CONCLUSION

Votre rapporteur spécial relève que de nombreux points d'interrogation demeurent concernant l'avenir de l'ENSOSP , alors même que la délocalisation de l'école a résulté d'une volonté politique forte et a représenté un investissement particulièrement lourd : plus de 90 millions d'euros pour la délocalisation et des ambitions très élevées pour les nouveaux outils de formation.

Le processus de délocalisation est aujourd'hui largement avancé, grâce à la très forte implication des personnels de l'école sur place et à la volonté de réussite du projet . Votre rapporteur spécial tient tout particulièrement à féliciter les personnels de l'école qu'il a rencontrés pour leur rôle dans la réussite de ce projet, malgré les nombreux obstacles qui se sont présentés. L'analyse du processus indique toutefois que certains problèmes auraient pu être évités.

Enfin, il semble à votre rapporteur spécial qu'étant donnés les efforts financiers et humains déjà consacrés au développement de l'ENSOSP à Aix-les-Milles, il est impératif de lever rapidement les derniers obstacles que ce projet rencontre, pour parachever la délocalisation de l'école et lui garantir les moyens de sa réussite .

EXAMEN EN COMMISSION

Réunie le mardi 22 juillet 2008, sous la présidence de M. Jean Arthuis, président, la commission a entendu une communication de M. Claude Haut, rapporteur spécial, sur l'école nationale supérieure des officiers de sapeurs-pompiers (ENSOSP).

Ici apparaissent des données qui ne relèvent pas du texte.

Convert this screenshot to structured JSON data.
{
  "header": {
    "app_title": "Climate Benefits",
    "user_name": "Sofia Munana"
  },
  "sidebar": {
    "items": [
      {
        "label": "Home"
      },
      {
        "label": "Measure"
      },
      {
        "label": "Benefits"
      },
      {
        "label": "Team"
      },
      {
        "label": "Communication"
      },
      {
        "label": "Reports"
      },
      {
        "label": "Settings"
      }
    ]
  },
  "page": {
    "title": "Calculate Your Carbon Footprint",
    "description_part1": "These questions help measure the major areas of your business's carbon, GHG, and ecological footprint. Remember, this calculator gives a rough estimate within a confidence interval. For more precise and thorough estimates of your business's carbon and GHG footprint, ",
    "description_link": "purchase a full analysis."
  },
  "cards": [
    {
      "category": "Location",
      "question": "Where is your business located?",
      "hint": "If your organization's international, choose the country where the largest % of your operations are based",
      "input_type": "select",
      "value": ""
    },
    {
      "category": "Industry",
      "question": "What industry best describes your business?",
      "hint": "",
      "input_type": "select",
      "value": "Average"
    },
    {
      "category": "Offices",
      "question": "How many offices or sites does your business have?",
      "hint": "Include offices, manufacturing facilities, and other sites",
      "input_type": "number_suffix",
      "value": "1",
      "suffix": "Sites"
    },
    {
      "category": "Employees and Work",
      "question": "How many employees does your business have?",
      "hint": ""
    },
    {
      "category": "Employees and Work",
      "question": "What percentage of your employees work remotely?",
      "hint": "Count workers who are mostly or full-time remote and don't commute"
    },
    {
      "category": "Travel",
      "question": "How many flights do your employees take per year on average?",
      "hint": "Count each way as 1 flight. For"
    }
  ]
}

Procédant à l'aide d'une vidéo-projection, M. Claude Haut, rapporteur spécial , a rappelé les éléments qui l'avaient conduit à choisir le thème de sa mission de contrôle, à laquelle il avait associé Mme Catherine Troendle, en sa qualité de rapporteur pour avis au nom de la commission des lois.

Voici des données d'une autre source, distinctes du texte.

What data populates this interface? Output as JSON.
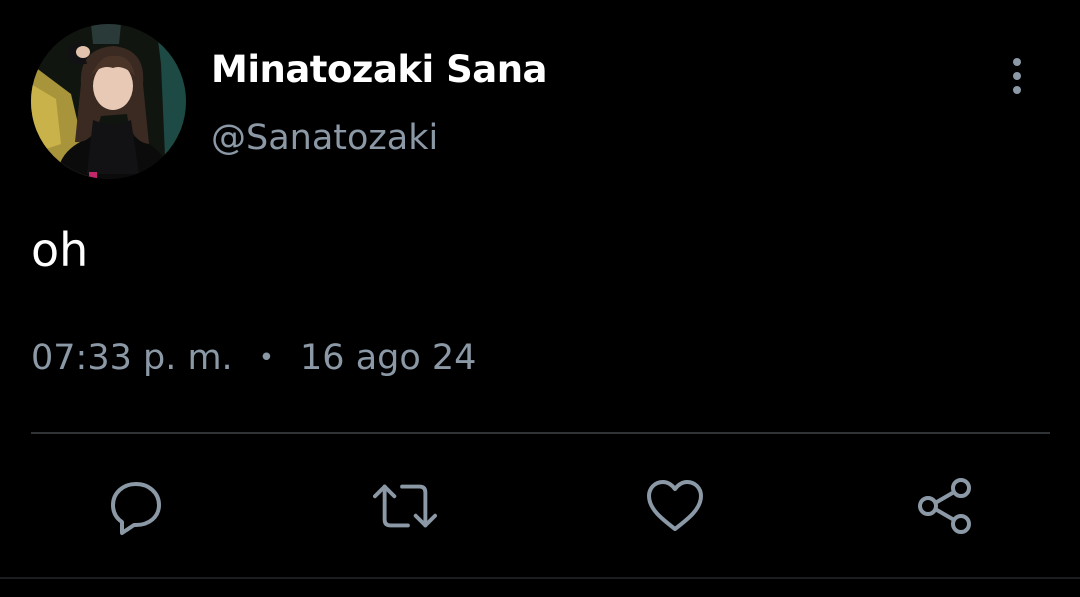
{
  "tweet": {
    "author": {
      "display_name": "Minatozaki Sana",
      "handle": "@Sanatozaki"
    },
    "text": "oh",
    "time": "07:33 p. m.",
    "separator": "•",
    "date": "16 ago 24"
  },
  "actions": {
    "reply_icon": "speech-bubble-icon",
    "retweet_icon": "retweet-arrows-icon",
    "like_icon": "heart-icon",
    "share_icon": "share-nodes-icon"
  },
  "colors": {
    "background": "#000000",
    "primary_text": "#ffffff",
    "secondary_text": "#8b98a5",
    "icon": "#8b98a5",
    "divider": "#2f3336"
  }
}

M. Claude Haut, rapporteur spécial , a rappelé que l'ENSOSP, dont la création remontait à 1979, était un établissement public administratif sous tutelle du ministre de l'intérieur. Il a précisé que ses missions étaient étendues : formation initiale et continue des officiers de sapeurs-pompiers professionnels et volontaires, formations à destination d'autres publics, animation du réseau des écoles départementales ou interdépartementales de sapeurs-pompiers, coordination de leurs formations et participation à la coopération internationale en matière de sécurité civile.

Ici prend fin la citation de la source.